Intervista ad Alessandro Rosina, uno dei curatori del Rapporto Giovani, su uno dei temi più scottanti dell’attualità: l’emigrazione di tanti giovani italiani verso l’estero, alla ricerca di opportunità lavorative. E proprio di questo tema Rosina ha parlato a Conversano (Bari), nell’ambito dell’incontro dal titolo “Generi e Generazioni”.
Quale fotografia del nostro paese è uscita dal dibattito di Conversano?
La fotografia uscita dal dibattito di Conversano è quella di un paese che ha grandi potenzialità inespresse. Un paese che non riesce a valorizzare – mancando politiche di investimento sociale e di promozione attiva – le capacità e le competenze delle persone ed in particolare dei giovani. Le economie avanzate che crescono di più sono proprio quelle che includono maggiormente le nuove generazioni nei processi decisionali e di sviluppo del paese. Dai dati del Rapporto giovani dell’Istituto Toniolo emerge in modo molto chiaro come i giovani non vogliano assistenzialismo passivo ma opportunità per mettersi in gioco con le loro idee e la loro voglia di fare. Purtroppo l’Italia è uno dei paesi avanzati che meno offre tali opportunità.
Le nuove generazioni stanno pagando a caro prezzo la crisi economica, ma soprattutto la scarsità di opportunità lavorative. Il mercato del lavoro in Italia è così stagnante?
Già prima della crisi economica l’Italia presentava bassi ritmi di crescita e difficoltà di inclusione dei giovani nel mercato del lavoro. La recessione ha quindi colpito un paese che era già in difficoltà nel produrre sviluppo e benessere. Il costo maggiore ricade ancora una volta sui giovani, che si trovano a cercare lavoro e a costruire le basi dei propri progetti di vita in un paese che non cresce, che investe poco in innovazione e in politiche attive per il lavoro, che perde posizioni di competitività sullo scenario internazionale.

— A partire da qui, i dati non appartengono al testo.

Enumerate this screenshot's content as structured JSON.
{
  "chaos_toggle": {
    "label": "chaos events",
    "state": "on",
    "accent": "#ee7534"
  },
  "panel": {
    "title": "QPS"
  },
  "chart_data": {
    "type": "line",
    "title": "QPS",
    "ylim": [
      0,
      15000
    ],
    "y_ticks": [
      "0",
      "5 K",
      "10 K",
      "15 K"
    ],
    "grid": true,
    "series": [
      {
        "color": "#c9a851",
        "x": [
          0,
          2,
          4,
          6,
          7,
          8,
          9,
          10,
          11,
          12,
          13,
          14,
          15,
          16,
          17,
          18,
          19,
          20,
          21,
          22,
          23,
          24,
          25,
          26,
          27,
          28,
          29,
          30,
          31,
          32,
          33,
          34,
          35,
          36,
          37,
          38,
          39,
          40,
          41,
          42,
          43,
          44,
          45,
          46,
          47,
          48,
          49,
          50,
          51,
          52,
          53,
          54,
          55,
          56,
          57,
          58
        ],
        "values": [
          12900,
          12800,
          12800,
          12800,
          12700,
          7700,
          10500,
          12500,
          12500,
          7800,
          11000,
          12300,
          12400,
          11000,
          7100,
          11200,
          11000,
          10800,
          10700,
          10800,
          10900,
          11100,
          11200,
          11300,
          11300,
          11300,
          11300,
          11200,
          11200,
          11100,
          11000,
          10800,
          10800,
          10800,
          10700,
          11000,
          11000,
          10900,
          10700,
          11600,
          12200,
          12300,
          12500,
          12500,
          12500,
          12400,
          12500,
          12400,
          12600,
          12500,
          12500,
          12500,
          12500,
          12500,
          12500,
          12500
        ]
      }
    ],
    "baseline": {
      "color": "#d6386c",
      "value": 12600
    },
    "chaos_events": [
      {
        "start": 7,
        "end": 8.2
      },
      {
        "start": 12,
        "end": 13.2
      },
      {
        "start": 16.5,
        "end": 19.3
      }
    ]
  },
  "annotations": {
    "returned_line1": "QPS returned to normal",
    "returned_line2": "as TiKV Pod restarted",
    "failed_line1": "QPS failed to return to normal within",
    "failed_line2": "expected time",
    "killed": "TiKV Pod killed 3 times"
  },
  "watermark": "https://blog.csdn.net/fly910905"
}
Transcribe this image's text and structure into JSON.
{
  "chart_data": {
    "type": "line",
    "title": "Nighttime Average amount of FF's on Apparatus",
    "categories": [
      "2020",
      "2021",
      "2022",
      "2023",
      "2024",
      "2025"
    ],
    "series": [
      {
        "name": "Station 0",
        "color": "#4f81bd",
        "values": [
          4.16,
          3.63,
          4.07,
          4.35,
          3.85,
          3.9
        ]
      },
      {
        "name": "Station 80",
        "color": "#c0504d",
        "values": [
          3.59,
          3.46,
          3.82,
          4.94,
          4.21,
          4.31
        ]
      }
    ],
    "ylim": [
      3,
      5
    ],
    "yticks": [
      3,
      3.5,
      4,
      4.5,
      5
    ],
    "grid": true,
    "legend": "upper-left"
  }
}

L’emigrazione di tanti ragazzi e ragazze rappresenta un fenomeno in aumento, come si evince anche da recenti analisi: cosa può fare il nostro paese per frenare questa emorragia?
Il fatto che molti giovani vadano all’estero per studio o per esperienze di lavoro non va di per sé visto come un fatto negativo. Il problema non è tanto frenarne l’uscita dei cervelli, ma favorire la circolazione dei talenti. Ovvero fare in modo che con la stessa facilità con cui vanno possano anche tornare, o altrettanti se ne possano attrarre da altri paesi. Le politiche utili sono quindi quelle che rendono l’Italia un paese attrattivo perché consente a chi ha idee e voglia di fare – chiunque sia e qualunque sia la sua origine – di realizzare qui cose importanti.
Gli ultimi dati Istat hanno certificato un calo notevole dei livelli di occupazione tra gli under 35. Un segnale preoccupante, nonostante da più parti si parli di ripresa?
In tutta Europa la crisi ha colpito di più i giovani, ma in Italia il tasso di occupazione giovanile era già molto basso prima della crisi e l’impatto della recessione è stato ancor più duro proprio su tale fascia della popolazione. Bisogna tener presente che la scarsa valorizzazione del capitale umano dei giovani non è una emergenza prodotta dalla crisi, ma una persistenza che dura da decenni. Non basta quindi uscire dalla recessione, bisogna cambiare in modo più profondo e strutturale il modello di sviluppo di questo paese per riallinearlo al meglio di quanto le nuove generazioni possono esprimere.
La situazione nel Mezzogiorno è particolarmente preoccupante: solo il 51% dei giovani del Sud ha un lavoro. E’ un’emergenza nazionale troppe volte sottovalutata, secondo lei?
Se la situazione dei giovani in Italia è problematica, lo è al quadrato nelle regioni del Sud. In tale area del paese si vedono pochi segnali di miglioramento. Rispetto al resto dell’Italia, l’economia cresce di meno, il sistema di welfare è meno efficiente, maggiore è anche la sfiducia nelle possibilità di un miglioramento delle condizioni individuali e di contesto. Si assiste quindi ad un doppio flusso di giovani: dal sud verso il nord Italia, e dal nord verso l’estero. Per uscire dal questa condizione è necessario ripartire proprio dalle opportunità delle nuove generazioni. Attraverso strumenti che sostengono un ruolo attivo e intraprendente dei giovani. Alcune esperienze positive, come il programma “bollenti spiriti” della regione Puglia, dimostrano che politiche in questa direzione possono dare buoni frutti.